Myanmar-based energy conglomerate

Parami Energy Group of Companies is a Myanmar-based energy conglomerate active in solar powered electricity generation, Liquefied petroleum gas (LPG) import and distribution, and oil & gas exploration and development.

== History ==
Parami Energy Group of Companies was founded in 2004 by Ken Tun as an engineering service provider. In 2009, Parami partnered India's Punj Lloyd Group in the construction of the landmark 40" x 205 km pipeline connecting the offshore Shwe natural gas field to China, a project that commissioned for operation in July 2013.

In 2012, Parami secured a license to explore and develop Myanmar’s PSC-I onshore oil and gas block with India’s Jubilant Energy. In 2014, it was awarded a license to explore and develop two offshore oil and gas blocks, AD-3 and A5, as minority shareholder with UK-based Ophir Energy and US-based Chevron.

In March 2017, Parami was selected by the Union Ministry of Agriculture, Livestock and Irrigation as the private sector developer and operator of solar-powered electrification projects in rural Magway and Mandalay regions as part of the Myanmar government's National Electrification Program supported by the World Bank.

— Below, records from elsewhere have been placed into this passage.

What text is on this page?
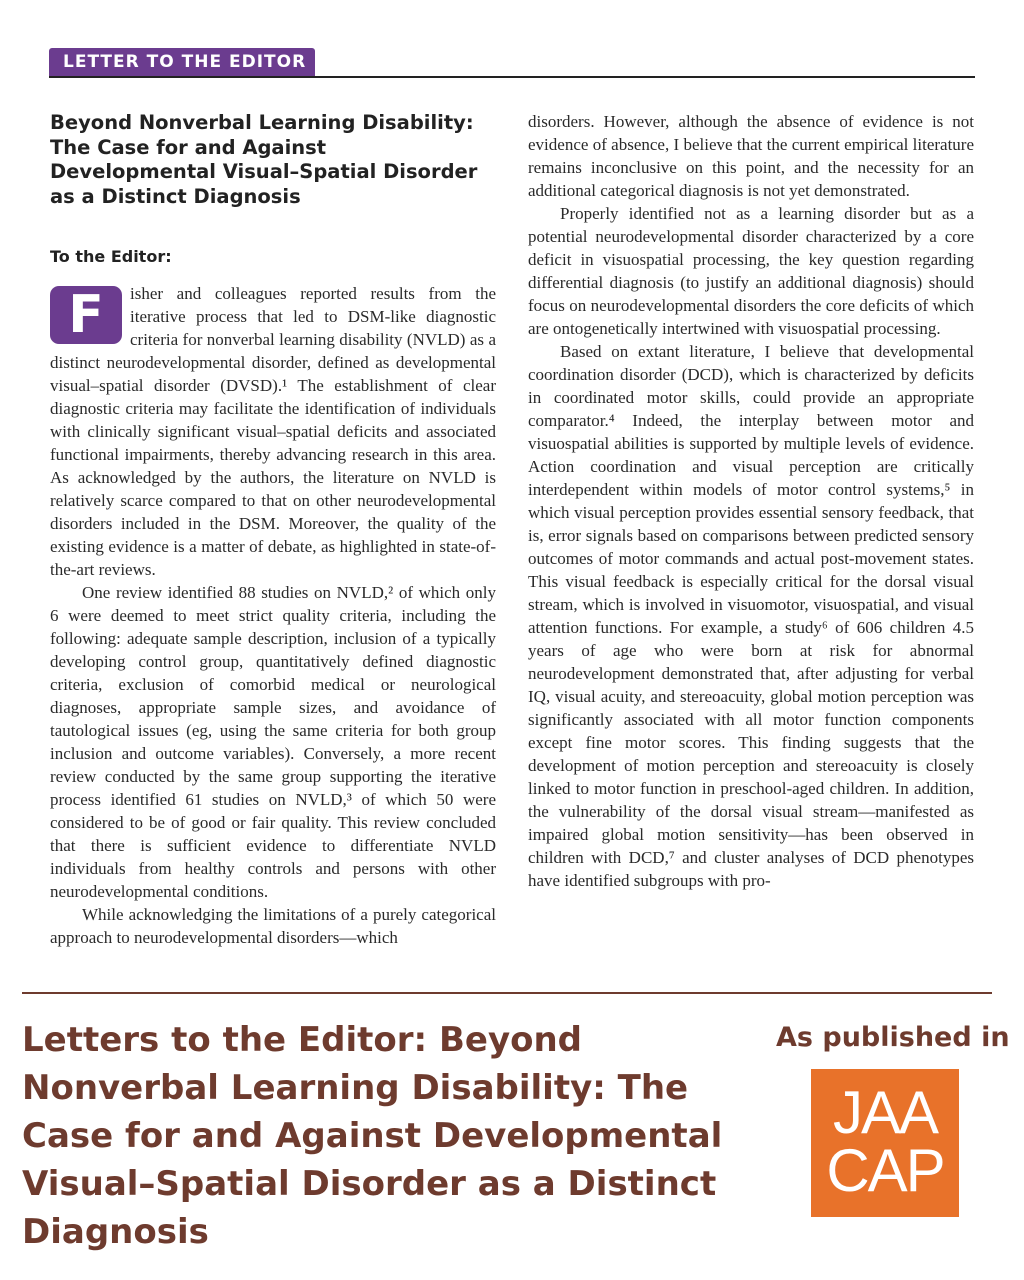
LETTER TO THE EDITOR
Beyond Nonverbal Learning Disability: The Case for and Against Developmental Visual–Spatial Disorder as a Distinct Diagnosis
To the Editor:

F	isher and colleagues reported results from the iterative process that led to DSM-like diagnostic criteria for nonverbal learning disability (NVLD) as a distinct neurodevelopmental disorder, defined as developmental visual–spatial disorder (DVSD).¹ The establishment of clear diagnostic criteria may facilitate the identification of individuals with clinically significant visual–spatial deficits and associated functional impairments, thereby advancing research in this area. As acknowledged by the authors, the literature on NVLD is relatively scarce compared to that on other neurodevelopmental disorders included in the DSM. Moreover, the quality of the existing evidence is a matter of debate, as highlighted in state-of-the-art reviews.

One review identified 88 studies on NVLD,² of which only 6 were deemed to meet strict quality criteria, including the following: adequate sample description, inclusion of a typically developing control group, quantitatively defined diagnostic criteria, exclusion of comorbid medical or neurological diagnoses, appropriate sample sizes, and avoidance of tautological issues (eg, using the same criteria for both group inclusion and outcome variables). Conversely, a more recent review conducted by the same group supporting the iterative process identified 61 studies on NVLD,³ of which 50 were considered to be of good or fair quality. This review concluded that there is sufficient evidence to differentiate NVLD individuals from healthy controls and persons with other neurodevelopmental conditions.

While acknowledging the limitations of a purely categorical approach to neurodevelopmental disorders—which

disorders. However, although the absence of evidence is not evidence of absence, I believe that the current empirical literature remains inconclusive on this point, and the necessity for an additional categorical diagnosis is not yet demonstrated.

Properly identified not as a learning disorder but as a potential neurodevelopmental disorder characterized by a core deficit in visuospatial processing, the key question regarding differential diagnosis (to justify an additional diagnosis) should focus on neurodevelopmental disorders the core deficits of which are ontogenetically intertwined with visuospatial processing.

Based on extant literature, I believe that developmental coordination disorder (DCD), which is characterized by deficits in coordinated motor skills, could provide an appropriate comparator.⁴ Indeed, the interplay between motor and visuospatial abilities is supported by multiple levels of evidence. Action coordination and visual perception are critically interdependent within models of motor control systems,⁵ in which visual perception provides essential sensory feedback, that is, error signals based on comparisons between predicted sensory outcomes of motor commands and actual post-movement states. This visual feedback is especially critical for the dorsal visual stream, which is involved in visuomotor, visuospatial, and visual attention functions. For example, a study⁶ of 606 children 4.5 years of age who were born at risk for abnormal neurodevelopment demonstrated that, after adjusting for verbal IQ, visual acuity, and stereoacuity, global motion perception was significantly associated with all motor function components except fine motor scores. This finding suggests that the development of motion perception and stereoacuity is closely linked to motor function in preschool-aged children. In addition, the vulnerability of the dorsal visual stream—manifested as impaired global motion sensitivity—has been observed in children with DCD,⁷ and cluster analyses of DCD phenotypes have identified subgroups with pro-

Letters to the Editor: Beyond Nonverbal Learning Disability: The Case for and Against Developmental Visual–Spatial Disorder as a Distinct Diagnosis
As published in
JAA
CAP
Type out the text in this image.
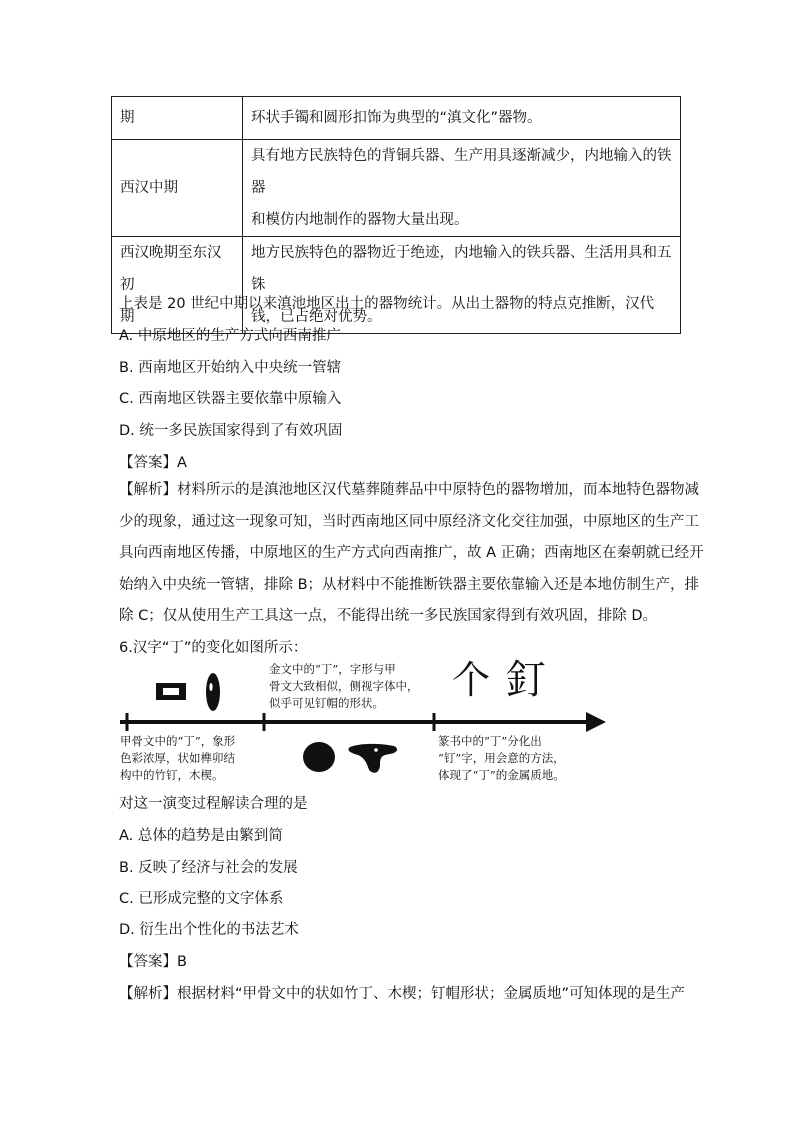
期	环状手镯和圆形扣饰为典型的“滇文化”器物。
西汉中期	具有地方民族特色的背铜兵器、生产用具逐渐减少，内地输入的铁器
和模仿内地制作的器物大量出现。

西汉晚期至东汉初
期	地方民族特色的器物近于绝迹，内地输入的铁兵器、生活用具和五铢
钱，已占绝对优势。
上表是 20 世纪中期以来滇池地区出土的器物统计。从出土器物的特点克推断，汉代
A. 中原地区的生产方式向西南推广
B. 西南地区开始纳入中央统一管辖
C. 西南地区铁器主要依靠中原输入
D. 统一多民族国家得到了有效巩固
【答案】A
【解析】材料所示的是滇池地区汉代墓葬随葬品中中原特色的器物增加，而本地特色器物减
少的现象，通过这一现象可知，当时西南地区同中原经济文化交往加强，中原地区的生产工
具向西南地区传播，中原地区的生产方式向西南推广，故 A 正确；西南地区在秦朝就已经开
始纳入中央统一管辖，排除 B；从材料中不能推断铁器主要依靠输入还是本地仿制生产，排
除 C；仅从使用生产工具这一点，不能得出统一多民族国家得到有效巩固，排除 D。
6.汉字“丁”的变化如图所示：
金文中的“丁”，字形与甲
骨文大致相似，侧视字体中，
似乎可见钉帽的形状。
个 釘
甲骨文中的“丁”，象形
色彩浓厚，状如榫卯结
构中的竹钉，木楔。
篆书中的“丁”分化出
“钉”字，用会意的方法，
体现了“丁”的金属质地。
对这一演变过程解读合理的是
A. 总体的趋势是由繁到简
B. 反映了经济与社会的发展
C. 已形成完整的文字体系
D. 衍生出个性化的书法艺术
【答案】B
【解析】根据材料“甲骨文中的状如竹丁、木楔；钉帽形状；金属质地”可知体现的是生产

In September 2017, Parami was awarded a contract by the Union Ministry of Electricity and Energy to operate a state-owned LPG import facility.

== Operations ==
The company currently operates two projects. Under its Parami Gas brand, it markets and distributes LPG to commercial and residential customers across Myanmar. Secondly, it operates two solar power projects on Yesagyo Island and in Gyaint Gyi township of Magway and Mandalay regions respectively.